The overarching question — for Pemex, its 145,000 employees, millions of ordinary Mexicans — is whether this new CEO can move quickly enough to avert a full-blown crisis.
Gonzalez Anaya, 47, has scant experience in the oil industry, but he’s no stranger to Pemex. In fact, his ties to the company run deep. His grandfather was one of the first people to go to work for Pemex after the company was created in 1938, when Mexico nationalized its oil industry. Gonzalez Anaya was born in Coatzacoalcos, a Pemex hub in the state of Veracruz. And, as a former finance undersecretary, he served on the company’s board for three years.
But now Gonzalez Anaya is taking up what many consider the toughest assignment in corporate Mexico, and one that will determine the future of Pemex and, by extension, the nation’s entire economy.

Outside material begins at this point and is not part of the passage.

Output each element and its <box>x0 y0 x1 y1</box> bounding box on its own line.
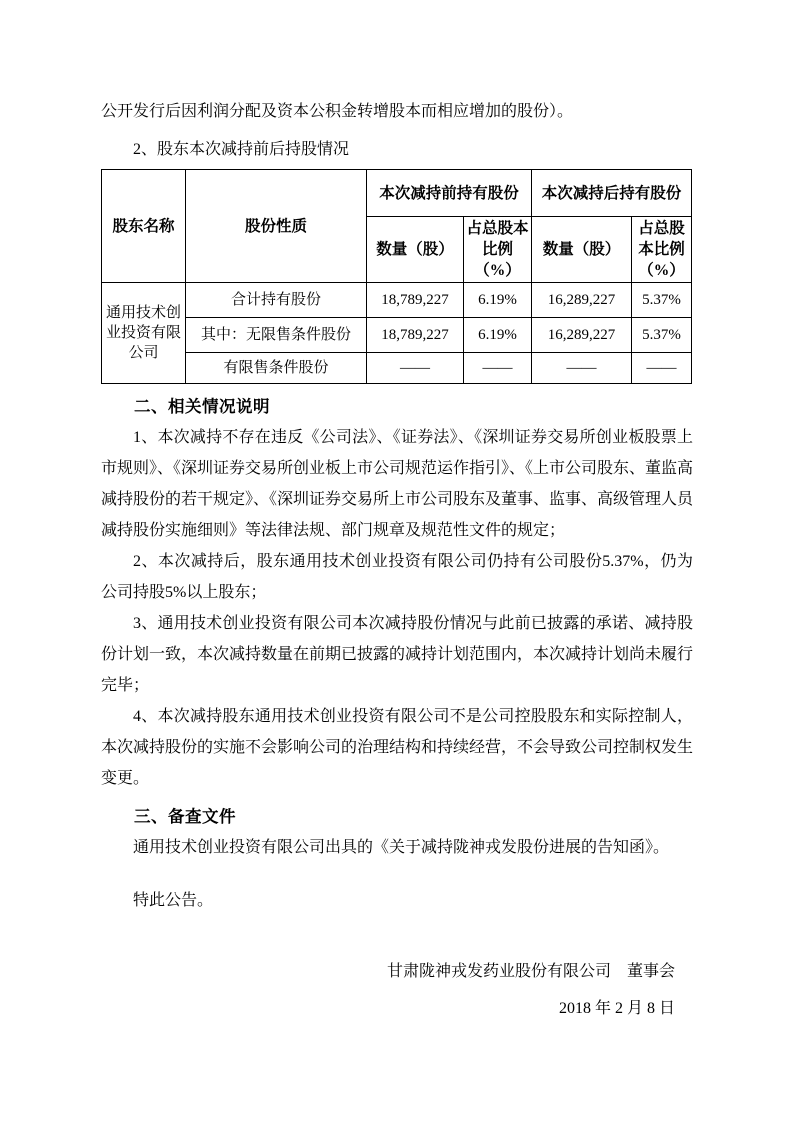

“It is an enormous challenge. It is an almost impossible situation,” said Adrian Lajous, former Pemex CEO, in a phone interview in Mexico City. “It is one of the most difficult moments” in the history of the company, he said.

Short Honeymoon
For Gonzalez Anaya, the honeymoon ended before it began. On Wednesday, nine days after his appointment, Finance Minister Luis Videgaray, announced the government would cut spending by 132.3 billion pesos ($7.2 billion) this year. About 100 billion pesos of that will come out of Pemex.
With every drop in oil prices, the challenges multiply. Special interests, like unions and private contractors, are bound to stand in the new CEO’s way. Gonzalez Anaya must cut deeply enough to ensure Pemex can shoulder a debt burden that is set to exceed $100 billion. He must also make good on $7 billion in payments to various Pemex contractors. And, perhaps most difficult of all, he must find new sources of money through partnerships or asset sales amid low oil prices.
Gonzalez Anaya declined to be interviewed for this article. But people familiar with his thinking say he has no illusions about just how difficult this job will be.

Political Elite
In many ways, Gonzalez Anaya cuts a figure in keeping with leaner times. Informal and practical, he projects little of the imperial aloofness of his predecessor, Emilio Lozoya Austin, who spent three years trying to squeeze efficiencies from the giant company, only to be undone by plunging oil.
On the surface, the two men seem markedly different. Known to friends as Pepe Tono, a common nickname for Jose Antonio, Gonzalez Anaya lacks his predecessor’s corporate polish and punctuates conversations with the occasional expletive. But make no mistake: Gonzalez Anaya, like most of his predecessors at Pemex, has deep ties to Mexico’s political elite. His wife, Gabriela Gerard, is the sister of the wife of Carlos Salinas de Gortari, Mexico’s president from 1988 to 1994.